Capital One and Citibank are alerting credit card customers of an unauthorized data breach of customer names and email addresses.
The system breach at Epsilon, a third-party vendor that provides marketing services for many major companies, was announced on April 1. Epsilon works with more than 2,500 clients and sends more than 40 billion emails annually, according to the company website.
According to an April 4 statement from Epsilon, the clients affected by the data breach are "approximately 2 percent of total clients and are a subset of clients for which Epsilon provides email services."
Some Capital One and some Citibank credit card customers are among the consumers affected by the security breach.
According to an April 5 email from Citi Cards, the information obtained in the breach was limited to the customer name and email address of some credit card customers. No account information or other information was compromised.
Capital One was notified by Epsilon that an unauthorized person outside Epsilon gained access to files that included email addresses of Capital One customers.
Capital One has been informed that the compromised files did not include any personally identifiable or customer financial information, according to a statement on the card issuer's website.
Capital One is urging card customers to ignore emails asking for confidential account or login information and reminding customers that familiar looking links in an email could redirect to a fraudulent site. If a Capital One customer should receive a suspicious email claiming to be Capital One, avoid clicking on any of the links. Send the email to firstname.lastname@example.org and then delete the email.

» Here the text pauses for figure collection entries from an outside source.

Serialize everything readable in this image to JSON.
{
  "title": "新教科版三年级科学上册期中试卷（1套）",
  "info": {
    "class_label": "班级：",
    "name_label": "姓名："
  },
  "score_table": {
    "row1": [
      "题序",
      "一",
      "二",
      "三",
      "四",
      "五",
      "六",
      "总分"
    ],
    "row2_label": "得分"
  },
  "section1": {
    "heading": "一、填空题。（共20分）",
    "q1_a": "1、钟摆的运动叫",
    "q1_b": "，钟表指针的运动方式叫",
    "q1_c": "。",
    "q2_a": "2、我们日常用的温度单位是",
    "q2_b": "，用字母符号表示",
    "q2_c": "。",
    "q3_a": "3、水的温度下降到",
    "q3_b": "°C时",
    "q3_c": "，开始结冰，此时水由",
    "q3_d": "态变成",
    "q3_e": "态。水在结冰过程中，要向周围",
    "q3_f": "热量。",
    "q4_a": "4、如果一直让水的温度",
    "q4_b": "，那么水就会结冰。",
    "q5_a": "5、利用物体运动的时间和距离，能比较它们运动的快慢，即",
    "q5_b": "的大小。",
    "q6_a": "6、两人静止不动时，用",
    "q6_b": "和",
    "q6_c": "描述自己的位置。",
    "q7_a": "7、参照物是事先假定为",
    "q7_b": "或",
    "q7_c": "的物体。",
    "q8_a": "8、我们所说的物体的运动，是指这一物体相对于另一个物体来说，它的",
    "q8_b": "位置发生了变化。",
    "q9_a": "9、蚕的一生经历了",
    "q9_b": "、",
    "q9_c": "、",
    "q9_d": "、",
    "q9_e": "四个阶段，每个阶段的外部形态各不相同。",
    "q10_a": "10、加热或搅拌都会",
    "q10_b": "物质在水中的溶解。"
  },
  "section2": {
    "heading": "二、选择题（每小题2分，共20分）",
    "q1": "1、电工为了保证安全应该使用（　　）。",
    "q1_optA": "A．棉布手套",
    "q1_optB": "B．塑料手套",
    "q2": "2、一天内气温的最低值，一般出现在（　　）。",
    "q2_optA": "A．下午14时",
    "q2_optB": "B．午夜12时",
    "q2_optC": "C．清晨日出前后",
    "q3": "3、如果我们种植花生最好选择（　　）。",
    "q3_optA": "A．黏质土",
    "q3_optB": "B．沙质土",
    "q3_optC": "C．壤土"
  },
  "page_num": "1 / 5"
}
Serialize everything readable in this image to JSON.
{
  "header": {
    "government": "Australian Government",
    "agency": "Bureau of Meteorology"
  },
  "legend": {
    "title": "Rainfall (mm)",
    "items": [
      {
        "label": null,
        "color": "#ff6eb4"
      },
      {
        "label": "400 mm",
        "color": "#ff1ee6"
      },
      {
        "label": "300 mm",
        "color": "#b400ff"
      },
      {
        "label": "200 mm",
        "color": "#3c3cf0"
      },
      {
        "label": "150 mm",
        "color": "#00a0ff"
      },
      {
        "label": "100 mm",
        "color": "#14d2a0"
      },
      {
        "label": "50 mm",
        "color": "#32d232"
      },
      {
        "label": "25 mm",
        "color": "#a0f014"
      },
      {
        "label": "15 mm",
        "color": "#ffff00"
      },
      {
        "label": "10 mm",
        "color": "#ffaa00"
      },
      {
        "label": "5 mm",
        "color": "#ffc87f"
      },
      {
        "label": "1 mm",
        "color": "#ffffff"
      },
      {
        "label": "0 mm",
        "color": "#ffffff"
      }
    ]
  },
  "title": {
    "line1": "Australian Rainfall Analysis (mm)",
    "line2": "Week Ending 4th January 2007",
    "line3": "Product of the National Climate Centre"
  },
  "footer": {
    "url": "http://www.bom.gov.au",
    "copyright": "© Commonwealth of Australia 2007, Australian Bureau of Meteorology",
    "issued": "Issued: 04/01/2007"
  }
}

Citi Cards is reminding customers to verify every Citi email that they receive by checking the security zone at the top portion of the email, which includes a customer's first and last names, last four digits of a customer's account number and a "member since" date.
Consumers with stolen email addresses could be targeted in email fraud known as "phishing." These emails include links to sites that appear to be well-known legitimate businesses but are actually run by thieves. Clicking on a link will redirect your browser to a fraudulent website where any information you provide will go straight to the criminals.
Sometimes, clicking on a link will activate malicious software such as programs that log your key strokes and send them to computer crooks.
If you think you may have provided personal financial information or clicked on links in a suspicious email, contact your bank or credit card company immediately.
Change your online password and the security questions associated with your bank or credit card accounts. Check your financial accounts for suspicious activity and update and run antivirus software on your computer.
For more information on email fraud or phishing, check out this feature from Bankrate.com.
The best way to guard against fraudsters is to stay on the alert. Get in the habit of monitoring your bank statements and credit card statements on a regular basis and report any unusual transactions to your bank or card issuer.
Be sure to keep your contact information with your bank or credit card issuer updated. If they don't have your current phone number, they may have difficulty reaching you if a suspicious charge appears on your account.
Make copies of the customer service number from the back of your debit card and credit cards. And keep this list separate from your purse or wallet.